As the 2018 midterms bore down on the American people, many were alarmed to learn of a menacing stowaway: A caravan of migrants heading north from Central America. Roughly 7,000 men, women, and children, had packed whatever belongings were practical to carry on foot and evacuated the Northern Triangle — El Salvador, Guatemala, and Honduras — seeking refuge from gang violence and economic hardship. Several such caravans had made the same journey before, including earlier that same year. What distinguished this one was its unusual size, and more importantly, its proximity to an American election that had been projected to shift the balance of power in Congress, rivening President Trump’s then-united Republican government and installing a Democratic House majority. The conservative political class and its media organs responded accordingly. Trump and his surrogates sought to recast the group of refugees as an invading army, bringing crime, terrorism, and disease to the United States, and bound to overrun the U.S.-Mexico border if Democrats were left in charge (and, by extension, if people didn’t vote Republican that November).
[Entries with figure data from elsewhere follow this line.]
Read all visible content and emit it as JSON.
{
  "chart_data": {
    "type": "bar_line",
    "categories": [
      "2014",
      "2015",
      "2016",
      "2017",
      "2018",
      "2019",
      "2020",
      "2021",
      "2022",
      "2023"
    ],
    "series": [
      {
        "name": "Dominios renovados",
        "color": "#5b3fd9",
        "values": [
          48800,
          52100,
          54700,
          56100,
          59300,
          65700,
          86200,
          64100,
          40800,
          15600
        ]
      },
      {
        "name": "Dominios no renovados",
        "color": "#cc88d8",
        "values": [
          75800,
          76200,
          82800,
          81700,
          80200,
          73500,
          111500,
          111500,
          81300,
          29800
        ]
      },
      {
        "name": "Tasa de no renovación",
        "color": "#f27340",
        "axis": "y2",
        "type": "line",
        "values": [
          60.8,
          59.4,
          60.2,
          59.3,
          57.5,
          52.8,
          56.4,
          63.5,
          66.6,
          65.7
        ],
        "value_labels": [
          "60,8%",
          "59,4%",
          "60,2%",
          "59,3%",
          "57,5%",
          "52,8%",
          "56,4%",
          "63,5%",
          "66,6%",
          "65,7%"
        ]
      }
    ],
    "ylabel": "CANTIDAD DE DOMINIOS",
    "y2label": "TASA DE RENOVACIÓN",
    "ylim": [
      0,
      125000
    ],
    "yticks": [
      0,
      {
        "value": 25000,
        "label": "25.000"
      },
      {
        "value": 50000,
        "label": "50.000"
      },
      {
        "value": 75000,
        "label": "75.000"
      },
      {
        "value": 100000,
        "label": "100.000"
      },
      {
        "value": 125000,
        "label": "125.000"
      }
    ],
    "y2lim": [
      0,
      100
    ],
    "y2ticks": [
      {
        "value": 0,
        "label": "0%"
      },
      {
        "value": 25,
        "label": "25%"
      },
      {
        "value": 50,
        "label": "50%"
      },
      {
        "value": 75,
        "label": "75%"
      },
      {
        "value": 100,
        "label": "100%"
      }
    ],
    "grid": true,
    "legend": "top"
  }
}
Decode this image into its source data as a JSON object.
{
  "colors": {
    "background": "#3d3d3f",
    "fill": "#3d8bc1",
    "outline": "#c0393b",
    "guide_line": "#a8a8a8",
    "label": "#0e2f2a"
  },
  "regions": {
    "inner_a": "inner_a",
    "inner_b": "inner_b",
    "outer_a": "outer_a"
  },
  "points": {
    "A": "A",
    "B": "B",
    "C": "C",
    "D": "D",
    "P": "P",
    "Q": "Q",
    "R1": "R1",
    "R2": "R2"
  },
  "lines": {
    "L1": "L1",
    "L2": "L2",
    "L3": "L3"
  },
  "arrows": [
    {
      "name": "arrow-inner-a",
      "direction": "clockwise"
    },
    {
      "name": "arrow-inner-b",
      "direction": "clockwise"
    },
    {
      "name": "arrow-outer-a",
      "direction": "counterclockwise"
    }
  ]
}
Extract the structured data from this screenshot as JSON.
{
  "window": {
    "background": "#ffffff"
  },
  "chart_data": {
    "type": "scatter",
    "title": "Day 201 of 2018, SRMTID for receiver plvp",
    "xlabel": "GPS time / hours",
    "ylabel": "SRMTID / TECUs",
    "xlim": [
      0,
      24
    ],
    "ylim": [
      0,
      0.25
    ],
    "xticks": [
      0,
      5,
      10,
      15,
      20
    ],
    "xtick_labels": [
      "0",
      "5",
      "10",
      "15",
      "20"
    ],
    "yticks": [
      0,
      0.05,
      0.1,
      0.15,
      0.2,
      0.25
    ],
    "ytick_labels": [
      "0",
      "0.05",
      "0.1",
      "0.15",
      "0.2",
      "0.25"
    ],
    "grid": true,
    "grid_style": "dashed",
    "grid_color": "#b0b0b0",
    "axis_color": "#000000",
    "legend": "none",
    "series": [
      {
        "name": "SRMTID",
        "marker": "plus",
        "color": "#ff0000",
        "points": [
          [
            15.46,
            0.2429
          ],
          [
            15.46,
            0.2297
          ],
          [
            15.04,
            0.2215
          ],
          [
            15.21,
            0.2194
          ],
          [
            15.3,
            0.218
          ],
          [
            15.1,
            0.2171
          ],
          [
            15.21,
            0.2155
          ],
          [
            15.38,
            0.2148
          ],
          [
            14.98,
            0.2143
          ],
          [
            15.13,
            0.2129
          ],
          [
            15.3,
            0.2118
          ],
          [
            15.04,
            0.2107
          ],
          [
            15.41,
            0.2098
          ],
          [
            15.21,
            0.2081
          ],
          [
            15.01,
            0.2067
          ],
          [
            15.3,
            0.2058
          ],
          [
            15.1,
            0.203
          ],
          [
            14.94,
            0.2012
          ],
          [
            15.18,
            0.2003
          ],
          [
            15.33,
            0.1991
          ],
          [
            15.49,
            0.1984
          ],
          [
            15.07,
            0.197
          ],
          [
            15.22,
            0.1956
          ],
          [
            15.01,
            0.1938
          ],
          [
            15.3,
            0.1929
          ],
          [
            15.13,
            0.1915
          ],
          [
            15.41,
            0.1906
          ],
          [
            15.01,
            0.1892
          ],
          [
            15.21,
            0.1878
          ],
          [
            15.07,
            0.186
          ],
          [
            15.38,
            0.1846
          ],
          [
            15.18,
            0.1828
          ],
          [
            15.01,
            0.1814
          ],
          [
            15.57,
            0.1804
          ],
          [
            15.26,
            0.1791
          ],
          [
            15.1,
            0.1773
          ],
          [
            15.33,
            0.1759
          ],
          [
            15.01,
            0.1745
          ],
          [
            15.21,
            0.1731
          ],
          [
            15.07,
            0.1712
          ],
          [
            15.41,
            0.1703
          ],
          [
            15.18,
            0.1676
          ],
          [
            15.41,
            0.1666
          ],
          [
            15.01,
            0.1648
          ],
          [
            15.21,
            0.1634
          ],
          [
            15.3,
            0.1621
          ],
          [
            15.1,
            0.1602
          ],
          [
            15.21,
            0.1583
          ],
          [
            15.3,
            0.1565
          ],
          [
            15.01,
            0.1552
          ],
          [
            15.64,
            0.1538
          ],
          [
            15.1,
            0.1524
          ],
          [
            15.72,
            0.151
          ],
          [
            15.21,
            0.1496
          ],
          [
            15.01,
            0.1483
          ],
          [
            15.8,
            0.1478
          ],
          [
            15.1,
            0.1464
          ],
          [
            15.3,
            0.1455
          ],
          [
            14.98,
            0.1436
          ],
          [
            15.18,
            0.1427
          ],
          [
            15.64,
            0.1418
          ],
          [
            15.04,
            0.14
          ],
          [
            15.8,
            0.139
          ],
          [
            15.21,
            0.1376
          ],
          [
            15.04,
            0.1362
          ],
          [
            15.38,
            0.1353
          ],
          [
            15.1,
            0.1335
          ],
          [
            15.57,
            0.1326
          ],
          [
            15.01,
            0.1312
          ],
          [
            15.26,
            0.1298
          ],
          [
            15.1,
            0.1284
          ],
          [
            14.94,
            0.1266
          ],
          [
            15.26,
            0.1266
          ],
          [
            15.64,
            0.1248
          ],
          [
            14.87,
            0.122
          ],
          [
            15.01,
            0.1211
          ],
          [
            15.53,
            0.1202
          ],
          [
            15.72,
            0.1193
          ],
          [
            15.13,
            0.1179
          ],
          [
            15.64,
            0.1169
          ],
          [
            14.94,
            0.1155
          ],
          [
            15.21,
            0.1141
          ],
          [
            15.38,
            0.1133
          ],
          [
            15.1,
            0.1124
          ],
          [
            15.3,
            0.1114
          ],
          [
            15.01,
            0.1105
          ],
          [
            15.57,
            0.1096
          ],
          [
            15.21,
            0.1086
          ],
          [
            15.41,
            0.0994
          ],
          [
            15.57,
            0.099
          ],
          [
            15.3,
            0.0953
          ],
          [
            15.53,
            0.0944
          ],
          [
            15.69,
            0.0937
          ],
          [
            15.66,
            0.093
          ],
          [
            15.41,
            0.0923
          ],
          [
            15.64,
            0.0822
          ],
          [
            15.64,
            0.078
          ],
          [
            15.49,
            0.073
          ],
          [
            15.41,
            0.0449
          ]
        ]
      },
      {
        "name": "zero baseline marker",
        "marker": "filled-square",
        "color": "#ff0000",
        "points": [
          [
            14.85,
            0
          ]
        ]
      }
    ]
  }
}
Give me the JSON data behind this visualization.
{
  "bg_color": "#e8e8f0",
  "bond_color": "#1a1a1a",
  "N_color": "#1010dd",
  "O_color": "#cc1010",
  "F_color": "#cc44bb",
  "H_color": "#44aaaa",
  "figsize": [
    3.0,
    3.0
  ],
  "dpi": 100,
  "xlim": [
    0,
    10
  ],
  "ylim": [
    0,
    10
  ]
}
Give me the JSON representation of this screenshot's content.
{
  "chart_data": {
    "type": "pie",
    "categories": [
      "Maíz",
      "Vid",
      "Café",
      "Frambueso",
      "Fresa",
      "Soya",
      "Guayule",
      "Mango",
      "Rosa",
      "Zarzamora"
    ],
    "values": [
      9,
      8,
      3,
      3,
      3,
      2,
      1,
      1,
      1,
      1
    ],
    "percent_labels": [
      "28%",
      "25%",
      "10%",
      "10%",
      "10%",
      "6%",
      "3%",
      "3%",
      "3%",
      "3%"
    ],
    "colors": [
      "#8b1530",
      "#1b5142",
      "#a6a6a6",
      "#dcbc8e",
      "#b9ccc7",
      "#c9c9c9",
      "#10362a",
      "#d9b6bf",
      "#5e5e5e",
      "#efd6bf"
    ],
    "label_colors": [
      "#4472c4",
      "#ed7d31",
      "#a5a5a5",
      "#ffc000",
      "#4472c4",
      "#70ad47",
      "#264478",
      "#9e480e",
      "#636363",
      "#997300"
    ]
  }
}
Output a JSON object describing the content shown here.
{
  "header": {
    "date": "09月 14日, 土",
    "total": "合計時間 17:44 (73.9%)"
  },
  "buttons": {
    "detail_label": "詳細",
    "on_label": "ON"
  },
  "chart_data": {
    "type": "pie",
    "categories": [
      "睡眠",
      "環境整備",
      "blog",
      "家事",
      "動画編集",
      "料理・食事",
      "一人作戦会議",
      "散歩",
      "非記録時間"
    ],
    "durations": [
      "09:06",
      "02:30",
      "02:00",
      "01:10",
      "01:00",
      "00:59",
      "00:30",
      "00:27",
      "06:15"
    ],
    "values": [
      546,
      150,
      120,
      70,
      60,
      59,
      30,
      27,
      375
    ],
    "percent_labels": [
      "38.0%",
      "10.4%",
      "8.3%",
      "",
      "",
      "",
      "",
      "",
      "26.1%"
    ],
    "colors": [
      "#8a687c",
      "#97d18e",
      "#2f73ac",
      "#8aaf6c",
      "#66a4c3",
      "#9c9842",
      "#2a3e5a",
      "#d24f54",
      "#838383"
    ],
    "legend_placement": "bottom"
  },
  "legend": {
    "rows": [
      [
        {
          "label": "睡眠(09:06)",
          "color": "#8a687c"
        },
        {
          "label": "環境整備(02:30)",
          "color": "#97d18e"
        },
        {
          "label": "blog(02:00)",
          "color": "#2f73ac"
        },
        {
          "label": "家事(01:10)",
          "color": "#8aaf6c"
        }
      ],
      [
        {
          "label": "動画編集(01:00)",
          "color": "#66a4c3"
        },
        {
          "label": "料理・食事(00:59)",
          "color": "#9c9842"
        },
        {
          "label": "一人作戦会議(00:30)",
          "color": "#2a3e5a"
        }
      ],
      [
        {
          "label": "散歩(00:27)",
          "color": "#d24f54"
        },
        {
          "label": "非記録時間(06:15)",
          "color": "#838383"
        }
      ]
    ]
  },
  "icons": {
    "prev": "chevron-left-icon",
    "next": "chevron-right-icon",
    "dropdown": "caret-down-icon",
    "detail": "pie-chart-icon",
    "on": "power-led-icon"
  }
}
So for a month leading up to the elections, airwaves from Trump’s rally speeches to Fox News’ evening shows to the Twitter accounts of imperiled Republican congressmen were clogged with lies and conspiracy theories about what ills the migrants heralded. Their impending arrival was a national emergency, to hear the president tell it. “Unknown Middle Easterners” peppered their ranks. They were being bankrolled, alternately, by Venezuela, George Soros, and the Democratic Party. “This will be an election of Brett Kavanaugh, the caravan, law and order, and common sense,” Trump bellowed at a rally in Montana that October. For many voters, this scaremongering had its intended effect. “What’s to stop them?,” one Minnesota Republican asked the New York Times. “We have a lot of people who live on lakes in the summer and winter someplace else. When they come back in the spring, their house would be occupied.” That it was all a lie didn’t stop Trump from deploying troops to the border to make a show of manning the barricades, nor did it particularly bother his advisers. “It doesn’t matter if it’s 100 percent accurate,” a senior administration official told the Daily Beast. “This is the play.”
It was telling that both the White House and conservative media fell almost totally silent about the caravan the minute the election was over. A lack of opportunistic utility seems to have provoked a similar silence around the latest development. The New York Times reported on Wednesday that a new migrant caravan had disembarked from Honduras. Currently hundreds strong, it’s taken shape in much the same way as previous iterations — everyday people fleeing terror and poverty, collecting more travelers as it moved. Resistance from host governments stands to be more forceful this time around. Following Trump’s 2018 hysterics, he cut off millions of dollars in aid to the Northern Triangle countries, citing their inability to stop residents from passing through en route to the U.S. and compelling their governments to sign agreements requiring people to seek asylum locally before applying at the U.S.-Mexico border. Earlier this week, Guatemalan authorities tear gassed migrants at the border with Honduras. It’s the only of the three countries where the Trump deal has gone into effect, according to the Times.
Paired with the implementation of the president’s family separation policy earlier in 2018, his pre-election doomsaying around the caravan escalated the naked cruelty toward refugees, asylum seekers, and other Latin American migrants that’s long been a centerpiece of U.S. immigration policy. But it didn’t sway the midterms in the direction he’d hoped. Aside from gaining two U.S. Senate seats, the election was a veritable bloodbath for Republicans, who ceded 40 House seats and the chamber majority, seven governorships, and six state legislative bodies to the Democrats in the highest-turnout race since 1914. If the election was indeed a referendum on the caravan, as Trump claimed in Montana that year, then voters seemed overwhelmingly unconvinced. Caravan fever came and went with minimal fanfare — as many had predicted it would — and no invasion or massive influx of crime, disease, or terrorism accompanying it. Just over a year later, one might reasonably surmise that the advance of a similar caravan would prompt equivalent national security concerns. It has not, and likely will not. The airwaves remain mercifully clear of the type of frantic, around-the-clock coverage warning Americans about the hordes of murderers and habitual defecators soon to be at their doorstep that polluted the autumn of 2018. The difference is not a matter of scale or stronger border enforcement capabilities or a president who’s gathered his senses, none of which have altered that much. For now, the caravan is simply not happening close enough to a U.S. election for Republicans to profitably pretend that it’s an emergency.